Three former Iowa Supreme Court justices might not have received much love from their constituents, but they're about to be granted a national accolade. Chief Justice Marsha Ternus and Associate Justices David Baker and Michael Streit were voted off the bench in 2010 after conservative activists organized against their retention election, a typically routine procedure that became political overnight. Conservatives—led by failed gubernatorial candidate and evangelical leader Bob Vander Plaats—were outraged when the state Supreme Court legalized same-sex marriage in 2009. The state's constitution is difficult to amend, so they decide to voice their displeasure by removing those three justices with funds provided by major social conservative organizations such as the American Family Association and the National Organization For Marriage. Liberals were caught off guard—unprepared to run a defensive campaign—and the three justices chose to sit out the election under the belief that it would be better to lose their jobs rather than bring politics and fundraising onto the bench.
The JFK Library announced last week that those three justices had won the 2012 Profile in Courage Award. The prize, named after the Pulitzer winning book under then-Senator John F. Kennedy's name (but largely written by his aide), is given to "public servants who have made courageous decisions of conscience without regard for the personal or professional consequences."
I profiled that campaign against the judges for the magazine last summer, detailing both the ideas underpinning the conservative opposition as well as the justices' decision to remain above the fray. What I found was a mixture of respect for the judges' decision paired with a resigned realization that the next judge up for retention likely wouldn't be able to sit back and take it without a fight.

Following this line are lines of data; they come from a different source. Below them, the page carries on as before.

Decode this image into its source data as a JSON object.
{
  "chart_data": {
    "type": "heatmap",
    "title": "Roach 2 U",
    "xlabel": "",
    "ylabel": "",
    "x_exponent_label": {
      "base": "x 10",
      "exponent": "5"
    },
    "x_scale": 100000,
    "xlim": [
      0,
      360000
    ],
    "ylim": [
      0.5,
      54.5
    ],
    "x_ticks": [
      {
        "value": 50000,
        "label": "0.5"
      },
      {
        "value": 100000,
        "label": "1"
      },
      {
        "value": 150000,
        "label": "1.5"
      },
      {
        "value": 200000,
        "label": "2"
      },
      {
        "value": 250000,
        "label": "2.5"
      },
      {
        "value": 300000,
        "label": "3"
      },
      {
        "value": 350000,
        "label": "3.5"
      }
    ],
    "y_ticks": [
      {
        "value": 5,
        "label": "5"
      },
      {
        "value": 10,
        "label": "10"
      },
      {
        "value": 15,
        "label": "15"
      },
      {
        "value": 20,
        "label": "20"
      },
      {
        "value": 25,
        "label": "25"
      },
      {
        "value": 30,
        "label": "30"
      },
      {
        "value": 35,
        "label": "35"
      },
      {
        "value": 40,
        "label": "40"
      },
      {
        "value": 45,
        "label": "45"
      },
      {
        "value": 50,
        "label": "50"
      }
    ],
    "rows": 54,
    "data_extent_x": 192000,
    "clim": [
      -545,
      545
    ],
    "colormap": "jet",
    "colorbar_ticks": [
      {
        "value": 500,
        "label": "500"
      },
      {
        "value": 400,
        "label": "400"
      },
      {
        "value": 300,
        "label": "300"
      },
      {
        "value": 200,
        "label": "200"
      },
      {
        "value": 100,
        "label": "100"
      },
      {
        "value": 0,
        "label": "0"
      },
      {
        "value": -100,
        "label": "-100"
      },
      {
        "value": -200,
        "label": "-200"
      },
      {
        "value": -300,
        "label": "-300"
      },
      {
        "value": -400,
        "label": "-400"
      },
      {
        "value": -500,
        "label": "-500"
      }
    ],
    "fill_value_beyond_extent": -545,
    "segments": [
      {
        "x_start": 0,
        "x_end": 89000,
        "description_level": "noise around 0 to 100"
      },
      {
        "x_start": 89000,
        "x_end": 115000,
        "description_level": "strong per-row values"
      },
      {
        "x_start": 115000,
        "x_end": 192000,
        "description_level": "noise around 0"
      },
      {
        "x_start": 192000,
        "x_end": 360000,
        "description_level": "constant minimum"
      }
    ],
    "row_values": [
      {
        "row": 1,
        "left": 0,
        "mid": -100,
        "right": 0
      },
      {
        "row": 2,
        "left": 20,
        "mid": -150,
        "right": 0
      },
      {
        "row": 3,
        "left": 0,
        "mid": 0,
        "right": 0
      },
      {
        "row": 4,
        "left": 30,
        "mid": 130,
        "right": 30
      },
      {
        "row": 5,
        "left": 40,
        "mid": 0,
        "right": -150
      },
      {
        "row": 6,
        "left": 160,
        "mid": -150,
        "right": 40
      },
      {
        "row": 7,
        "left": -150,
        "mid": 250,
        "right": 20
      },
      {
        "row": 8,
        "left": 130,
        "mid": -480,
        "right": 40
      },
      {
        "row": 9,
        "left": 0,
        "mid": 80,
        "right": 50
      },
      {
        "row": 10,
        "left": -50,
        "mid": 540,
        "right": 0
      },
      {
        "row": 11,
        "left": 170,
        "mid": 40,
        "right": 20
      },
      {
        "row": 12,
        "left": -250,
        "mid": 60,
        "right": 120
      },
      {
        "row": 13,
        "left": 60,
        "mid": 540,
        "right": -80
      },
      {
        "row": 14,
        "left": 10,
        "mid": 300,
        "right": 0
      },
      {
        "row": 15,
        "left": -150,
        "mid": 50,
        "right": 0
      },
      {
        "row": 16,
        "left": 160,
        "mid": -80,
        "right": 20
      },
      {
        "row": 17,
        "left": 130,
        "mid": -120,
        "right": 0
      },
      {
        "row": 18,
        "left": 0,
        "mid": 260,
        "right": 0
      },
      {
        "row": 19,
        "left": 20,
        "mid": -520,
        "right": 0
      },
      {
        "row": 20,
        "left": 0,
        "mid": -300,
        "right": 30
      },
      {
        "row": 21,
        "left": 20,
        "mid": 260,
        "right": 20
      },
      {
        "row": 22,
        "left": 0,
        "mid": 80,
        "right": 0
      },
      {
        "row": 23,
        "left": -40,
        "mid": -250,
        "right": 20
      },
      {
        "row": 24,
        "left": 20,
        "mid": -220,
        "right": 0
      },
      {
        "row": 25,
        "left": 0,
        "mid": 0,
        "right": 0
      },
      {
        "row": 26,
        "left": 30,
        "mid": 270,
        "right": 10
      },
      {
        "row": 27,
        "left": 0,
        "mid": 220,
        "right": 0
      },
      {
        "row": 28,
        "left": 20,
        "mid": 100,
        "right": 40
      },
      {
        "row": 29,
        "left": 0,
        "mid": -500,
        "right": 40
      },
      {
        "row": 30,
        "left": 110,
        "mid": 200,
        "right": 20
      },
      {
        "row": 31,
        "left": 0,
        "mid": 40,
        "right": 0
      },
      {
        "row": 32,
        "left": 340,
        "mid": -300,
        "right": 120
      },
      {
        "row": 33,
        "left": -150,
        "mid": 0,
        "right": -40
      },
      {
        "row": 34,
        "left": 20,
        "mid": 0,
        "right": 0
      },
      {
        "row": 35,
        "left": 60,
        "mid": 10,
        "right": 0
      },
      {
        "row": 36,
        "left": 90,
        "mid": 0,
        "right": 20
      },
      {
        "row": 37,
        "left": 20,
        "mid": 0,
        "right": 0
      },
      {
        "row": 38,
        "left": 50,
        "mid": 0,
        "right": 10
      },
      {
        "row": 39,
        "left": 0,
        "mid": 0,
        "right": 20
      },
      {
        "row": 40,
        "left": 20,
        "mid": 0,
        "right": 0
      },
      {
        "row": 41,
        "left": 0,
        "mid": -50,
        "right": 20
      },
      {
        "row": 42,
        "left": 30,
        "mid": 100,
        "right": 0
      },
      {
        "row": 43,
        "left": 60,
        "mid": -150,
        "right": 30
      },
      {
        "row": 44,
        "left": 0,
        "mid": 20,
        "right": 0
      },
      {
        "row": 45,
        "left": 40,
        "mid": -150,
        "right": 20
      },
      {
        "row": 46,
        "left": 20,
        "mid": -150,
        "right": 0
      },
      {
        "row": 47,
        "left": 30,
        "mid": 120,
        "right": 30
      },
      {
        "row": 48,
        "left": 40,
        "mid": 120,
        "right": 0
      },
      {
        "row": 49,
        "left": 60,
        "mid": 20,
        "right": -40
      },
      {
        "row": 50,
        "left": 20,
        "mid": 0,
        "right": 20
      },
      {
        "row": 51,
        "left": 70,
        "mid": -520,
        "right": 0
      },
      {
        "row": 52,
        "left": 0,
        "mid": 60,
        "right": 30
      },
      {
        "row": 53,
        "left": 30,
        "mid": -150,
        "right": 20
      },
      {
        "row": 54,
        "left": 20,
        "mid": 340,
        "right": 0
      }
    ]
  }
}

"I think he is going to have to run some commercials and explain to people, 'Here is who I am, and here's what I stand for," Streit told me about Justice David Wiggins, one of the four remaining judges who voted for marriage equality and who is next up for retention this November.
A campaign directly targeting Wiggins hasn't popped up yet, but the general consensus among Iowa politicos is that one will likely develop later this year. Iowa Republicans noticed that running an outside campaign against activist judges was a powerful way to incite the conservative base that might be left uninspired by the moderate Republicans at the top of the ticket. A member of the state House reintroduced a measure last week to impeach those last four justices. And Bob Vander Plaats will be desperate for anything to keep his name in the headlines after he bobbled his endorsement during the Iowa caucuses.
Even the liberals lauding the honor of the three defeated judges told me that Wiggins would probably need to run a campaign, and his temperament seems disinclined to sit back and be criticized in public without any kind of response. But the more praise is heaped on the noble honor of the three former justices, the harder it will become for Wiggins to break from their precedent. "They took the position that judges should not get involved in politics. They maintained their integrity," Wiggins told me last summer. "And sometimes you lose your job by doing the right thing."